The Human Fertilisation and Embryology Authority (HFEA) is to merge with the proposed Human Tissue Authority (HTA) to become the Regulatory Authority for Fertility and Tissue (RAFT). The amalgamation of these two bodies is part of the Department of Health's (DoH) review of Arm's Length Bodies (ALB), which the Health Minister John Reid hopes will save taxpayers £500 million.
The proposal to shake up DoH quangos was outlined in May and the details were published in 'Reconfiguring the Department of Health's Arm's Length Bodies' on 22 July.
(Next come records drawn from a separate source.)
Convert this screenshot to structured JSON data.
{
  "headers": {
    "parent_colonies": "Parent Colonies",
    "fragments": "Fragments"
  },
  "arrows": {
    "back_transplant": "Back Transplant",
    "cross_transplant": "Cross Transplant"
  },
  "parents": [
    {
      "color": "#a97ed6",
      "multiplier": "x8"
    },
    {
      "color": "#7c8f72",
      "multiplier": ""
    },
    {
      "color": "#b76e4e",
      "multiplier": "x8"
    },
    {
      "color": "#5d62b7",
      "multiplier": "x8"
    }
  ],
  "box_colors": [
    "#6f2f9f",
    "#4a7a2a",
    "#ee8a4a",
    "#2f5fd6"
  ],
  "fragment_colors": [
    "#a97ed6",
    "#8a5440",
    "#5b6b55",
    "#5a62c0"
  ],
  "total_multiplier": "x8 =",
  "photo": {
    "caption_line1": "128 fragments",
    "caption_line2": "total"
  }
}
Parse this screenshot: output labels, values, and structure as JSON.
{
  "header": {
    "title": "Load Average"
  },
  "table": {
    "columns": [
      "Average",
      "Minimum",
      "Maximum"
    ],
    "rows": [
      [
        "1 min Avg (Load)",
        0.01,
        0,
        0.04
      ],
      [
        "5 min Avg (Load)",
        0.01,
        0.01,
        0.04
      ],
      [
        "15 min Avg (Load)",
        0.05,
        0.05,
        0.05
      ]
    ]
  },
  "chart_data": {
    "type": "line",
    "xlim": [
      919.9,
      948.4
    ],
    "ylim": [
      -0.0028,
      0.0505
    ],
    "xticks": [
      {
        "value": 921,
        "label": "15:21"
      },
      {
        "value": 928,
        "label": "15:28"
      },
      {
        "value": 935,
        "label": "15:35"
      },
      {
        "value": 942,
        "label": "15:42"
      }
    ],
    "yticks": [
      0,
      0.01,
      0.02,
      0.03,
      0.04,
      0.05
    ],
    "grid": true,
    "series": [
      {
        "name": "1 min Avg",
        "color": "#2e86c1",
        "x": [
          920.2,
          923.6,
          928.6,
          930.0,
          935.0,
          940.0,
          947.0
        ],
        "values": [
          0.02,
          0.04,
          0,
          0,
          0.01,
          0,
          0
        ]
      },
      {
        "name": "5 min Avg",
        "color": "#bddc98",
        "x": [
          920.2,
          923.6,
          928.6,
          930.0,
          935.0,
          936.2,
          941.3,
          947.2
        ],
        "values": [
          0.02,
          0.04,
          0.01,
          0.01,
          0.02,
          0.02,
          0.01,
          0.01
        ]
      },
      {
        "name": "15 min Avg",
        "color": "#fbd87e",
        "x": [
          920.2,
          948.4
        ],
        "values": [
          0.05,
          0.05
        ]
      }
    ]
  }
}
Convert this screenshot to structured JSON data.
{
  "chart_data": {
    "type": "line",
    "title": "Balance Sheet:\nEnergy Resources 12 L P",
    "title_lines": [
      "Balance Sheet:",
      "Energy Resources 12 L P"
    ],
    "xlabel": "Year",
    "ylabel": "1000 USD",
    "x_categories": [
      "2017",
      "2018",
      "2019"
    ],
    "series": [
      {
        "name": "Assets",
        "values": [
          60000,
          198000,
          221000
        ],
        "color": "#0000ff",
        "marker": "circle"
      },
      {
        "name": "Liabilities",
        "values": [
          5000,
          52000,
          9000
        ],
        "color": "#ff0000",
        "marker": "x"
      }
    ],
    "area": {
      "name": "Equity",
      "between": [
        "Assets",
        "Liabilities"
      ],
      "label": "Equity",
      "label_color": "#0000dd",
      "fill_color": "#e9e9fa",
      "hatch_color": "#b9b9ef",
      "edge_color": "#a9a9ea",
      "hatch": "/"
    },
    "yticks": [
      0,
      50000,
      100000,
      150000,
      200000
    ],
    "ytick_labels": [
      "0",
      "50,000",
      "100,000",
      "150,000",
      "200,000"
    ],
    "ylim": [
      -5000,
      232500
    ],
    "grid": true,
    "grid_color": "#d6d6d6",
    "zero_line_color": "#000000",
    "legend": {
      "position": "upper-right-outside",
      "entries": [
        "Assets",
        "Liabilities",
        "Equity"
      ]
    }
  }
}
An ALB is defined as a stand-alone body that reports to the DoH. Of the current 38 (42 including those in the pipeline) some will be abolished and others merged, leaving a total of 20 by 2008. This should release the resources needed for four new hospitals or 20,000 new nurses. The reform is in line with the Treasury's campaign for efficiency and follows Sir Peter Gershon's Efficiency Review. It also takes into account the Lyons Review, which recommends that public sector jobs are relocated away from London and the South East.
Set up in 1991 by the Human Fertilisation and Embryology Act, the HFEA regulates assisted reproductive technologies and embryo research. The HTA on the other hand is yet to be formed: the Human Tissue Bill which will create it is still before Parliament. Both the HFEA and the HTA's remits fall under the European Union's Tissues and Cells directive, so RAFT will become its single competent authority, as well as being a competent authority on the EU Blood directive and EU Organs directive.
The reform has been welcomed by many in the sector. Suzi Leather, who chairs the HFEA, said 'I welcome the creation of the Regulatory Authority for Fertility and Tissue. The HFEA will have a lot to contribute with its experience and expertise. We are already working on the EU Tissue Directive'. Niall Dickinson of the King's Fund, a health charity, said 'We needed to rationalise the number of Arm's Length Bodies'. He added: 'Too often the government's solution to every problem has been to establish an agency, with the result that the NHS has been drowning in an alphabet soup of acronyms', said. Half of the current ALBs have been created since Labour came to power in 1997.